EMI gaskets used in electronic equipment include braided wire sheath, metal finger stock, and conductive foam. Braided wire sheath may be used with or without a foam core, but in either case requires a high compression force. This is a disadvantage since the door or closure must force the gasket against the equipment frame to provide a seal against EMI leakage. The greater the compression force to provide an effective seal, the greater the stiffness and precision of the door or closure must be. This leads to increased manufacturing costs. An example of such a braided wire sheath seal is disclosed in U.S. Pat. No. 4,652,695, which discloses a wire mesh covered resilient core having projecting edge margins of conductive mesh material gripped by a continuously extending flange.
Metal finger stock also requires high to medium compression forces. Conducting foam or conductive coated fabric with a foam core requires medium compression force and suffers the additional disadvantage that it is susceptible to compression set, i.e. the seal is unable to spring back fully to its original shape after prolonged compression.
One kind of seal, for the door of a microwave oven, is disclosed in Canadian patent number 1164533, issued Mar. 27, 1984. The microwave oven door is constructed from a metal screen/glass plate sandwich. Before assembly, the peripheral portion of the metal screen is inclined or offset at an angle to the glass plane. During assembly of the door, the offset portion is forced flat by the door frame as the glass plate and screen are inserted into the door frame. This causes the central portion of the screen to bow away from the glass plate. When the door is closed, the cabinet frame surrounding the door opening bears against the bowed screen. Because the screen is spaced from the glass, it can deform to conform to the cabinet frame.
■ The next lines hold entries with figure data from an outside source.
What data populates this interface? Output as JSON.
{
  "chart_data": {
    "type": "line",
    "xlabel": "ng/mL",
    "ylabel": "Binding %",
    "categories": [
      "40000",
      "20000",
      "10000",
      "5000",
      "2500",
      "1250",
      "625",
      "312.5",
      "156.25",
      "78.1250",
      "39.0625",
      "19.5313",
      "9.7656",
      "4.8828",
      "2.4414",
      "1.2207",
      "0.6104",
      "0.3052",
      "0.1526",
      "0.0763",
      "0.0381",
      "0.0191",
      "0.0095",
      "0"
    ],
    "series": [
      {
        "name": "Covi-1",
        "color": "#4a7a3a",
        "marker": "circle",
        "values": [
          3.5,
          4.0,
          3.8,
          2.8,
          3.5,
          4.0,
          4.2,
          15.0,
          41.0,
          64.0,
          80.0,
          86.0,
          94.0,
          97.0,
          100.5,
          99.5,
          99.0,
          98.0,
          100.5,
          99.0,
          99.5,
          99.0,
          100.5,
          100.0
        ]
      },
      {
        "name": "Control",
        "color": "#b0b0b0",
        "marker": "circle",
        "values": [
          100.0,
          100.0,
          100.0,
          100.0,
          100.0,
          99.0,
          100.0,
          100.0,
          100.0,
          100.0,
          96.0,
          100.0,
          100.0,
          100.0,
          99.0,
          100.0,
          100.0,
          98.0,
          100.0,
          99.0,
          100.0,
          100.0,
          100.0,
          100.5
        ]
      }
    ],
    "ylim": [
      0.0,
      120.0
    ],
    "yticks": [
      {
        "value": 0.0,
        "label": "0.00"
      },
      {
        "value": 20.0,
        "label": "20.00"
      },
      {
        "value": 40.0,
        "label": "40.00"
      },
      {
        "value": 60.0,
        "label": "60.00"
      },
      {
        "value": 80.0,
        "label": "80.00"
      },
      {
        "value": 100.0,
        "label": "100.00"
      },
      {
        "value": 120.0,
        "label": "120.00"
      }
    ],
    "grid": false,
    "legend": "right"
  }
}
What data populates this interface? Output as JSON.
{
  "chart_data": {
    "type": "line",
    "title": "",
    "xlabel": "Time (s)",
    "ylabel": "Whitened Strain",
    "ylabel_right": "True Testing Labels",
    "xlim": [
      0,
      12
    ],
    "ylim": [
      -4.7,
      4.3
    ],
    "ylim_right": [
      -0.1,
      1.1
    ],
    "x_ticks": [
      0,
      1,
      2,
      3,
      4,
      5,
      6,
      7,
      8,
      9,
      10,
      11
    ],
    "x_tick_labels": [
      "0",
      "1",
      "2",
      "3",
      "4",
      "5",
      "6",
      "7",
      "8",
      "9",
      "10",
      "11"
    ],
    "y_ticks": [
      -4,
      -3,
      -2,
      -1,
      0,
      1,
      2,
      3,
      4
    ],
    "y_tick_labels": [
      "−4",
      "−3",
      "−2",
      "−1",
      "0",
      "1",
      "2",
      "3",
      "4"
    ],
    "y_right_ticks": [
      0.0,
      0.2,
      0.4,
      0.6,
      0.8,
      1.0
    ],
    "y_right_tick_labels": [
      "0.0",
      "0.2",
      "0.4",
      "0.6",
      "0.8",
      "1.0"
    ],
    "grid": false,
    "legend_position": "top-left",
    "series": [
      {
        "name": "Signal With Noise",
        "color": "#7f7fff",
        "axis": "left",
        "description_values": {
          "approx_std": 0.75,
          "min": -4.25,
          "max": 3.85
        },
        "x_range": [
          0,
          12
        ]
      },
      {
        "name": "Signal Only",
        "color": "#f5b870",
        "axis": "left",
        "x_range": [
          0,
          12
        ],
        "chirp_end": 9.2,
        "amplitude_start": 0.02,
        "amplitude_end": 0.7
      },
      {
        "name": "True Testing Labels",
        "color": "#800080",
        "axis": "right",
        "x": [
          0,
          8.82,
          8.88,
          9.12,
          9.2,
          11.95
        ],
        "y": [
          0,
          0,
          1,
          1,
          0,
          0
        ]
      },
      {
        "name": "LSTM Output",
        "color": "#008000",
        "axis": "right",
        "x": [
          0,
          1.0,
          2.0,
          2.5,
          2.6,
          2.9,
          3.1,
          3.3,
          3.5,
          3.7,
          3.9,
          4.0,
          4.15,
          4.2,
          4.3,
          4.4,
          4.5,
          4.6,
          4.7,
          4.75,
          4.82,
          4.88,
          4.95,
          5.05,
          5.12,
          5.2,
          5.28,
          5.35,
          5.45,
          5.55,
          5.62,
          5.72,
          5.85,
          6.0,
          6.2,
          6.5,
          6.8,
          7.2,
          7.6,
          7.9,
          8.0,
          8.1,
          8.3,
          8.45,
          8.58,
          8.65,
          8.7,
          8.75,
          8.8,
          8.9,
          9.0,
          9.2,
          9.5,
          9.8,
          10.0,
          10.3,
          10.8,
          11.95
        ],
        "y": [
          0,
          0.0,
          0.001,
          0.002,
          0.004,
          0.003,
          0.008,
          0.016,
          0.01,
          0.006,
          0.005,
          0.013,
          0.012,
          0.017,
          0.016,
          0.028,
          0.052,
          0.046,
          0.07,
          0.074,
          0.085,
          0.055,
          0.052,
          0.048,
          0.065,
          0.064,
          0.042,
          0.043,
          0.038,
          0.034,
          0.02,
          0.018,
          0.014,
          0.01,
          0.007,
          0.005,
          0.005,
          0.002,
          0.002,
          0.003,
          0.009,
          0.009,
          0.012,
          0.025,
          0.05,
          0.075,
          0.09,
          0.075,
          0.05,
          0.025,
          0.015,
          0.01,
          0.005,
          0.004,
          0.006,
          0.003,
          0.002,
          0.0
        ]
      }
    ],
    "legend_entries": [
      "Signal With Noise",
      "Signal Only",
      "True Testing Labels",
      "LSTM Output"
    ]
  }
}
This arrangement would not necessarily be satisfactory for a larger cabinet, such as might house telecommunications equipment, because it still relies upon the door to provide the force to conform the seal to the cabinet frame. The larger doors are more likely to twist or warp, so the space between the door and the cabinet is liable to vary, reducing the effectiveness of the seal. Moreover, the microwave oven operates at a single, high, frequency and so need only provide capacitive coupling to seal between the door and the cabinet. In telecommunications equipment and the like, the seal must be effective for frequencies ranging from a few hundred kilohertz to several gigahertz. At the lower frequencies, resistive coupling is also needed, so a metal-to-metal contact is required. Oxidation increases contact resistance, necessitating either high pressure sealed contacts or arrangements for providing a wiping action as the door is opened or closed. Wiping action contacts are not entirely satisfactory, especially if the cabinet door need not be opened regularly.
Another shielding arrangement for enclosures housing electronic assemblies is disclosed in U.S. Pat. No. 3,969,572, which shows an EMI gasket comprising an elongated laminar strip of plastics foam and flexible plastic permanent magnet strip. An electrically conductive strip is wrapped spirally around the core, compressing the foam. The strip is attached to one of the members to be sealed and a strip of magnetic material is attached to the other. The attractive force between the magnet and the magnetic material urges the spiral strip into contact with the magnetic material. Although this provides electrical contact and hence effective sealing at the lower frequencies, the spaces between adjacent turns of the spiral strip would reduce the capacitive coupling and hence reduce high frequency shielding. Also, the sealing strip would be relatively costly to make and mount. The stiffness of the connection members which extend perpendicular to the contact portion would likely limit compliance.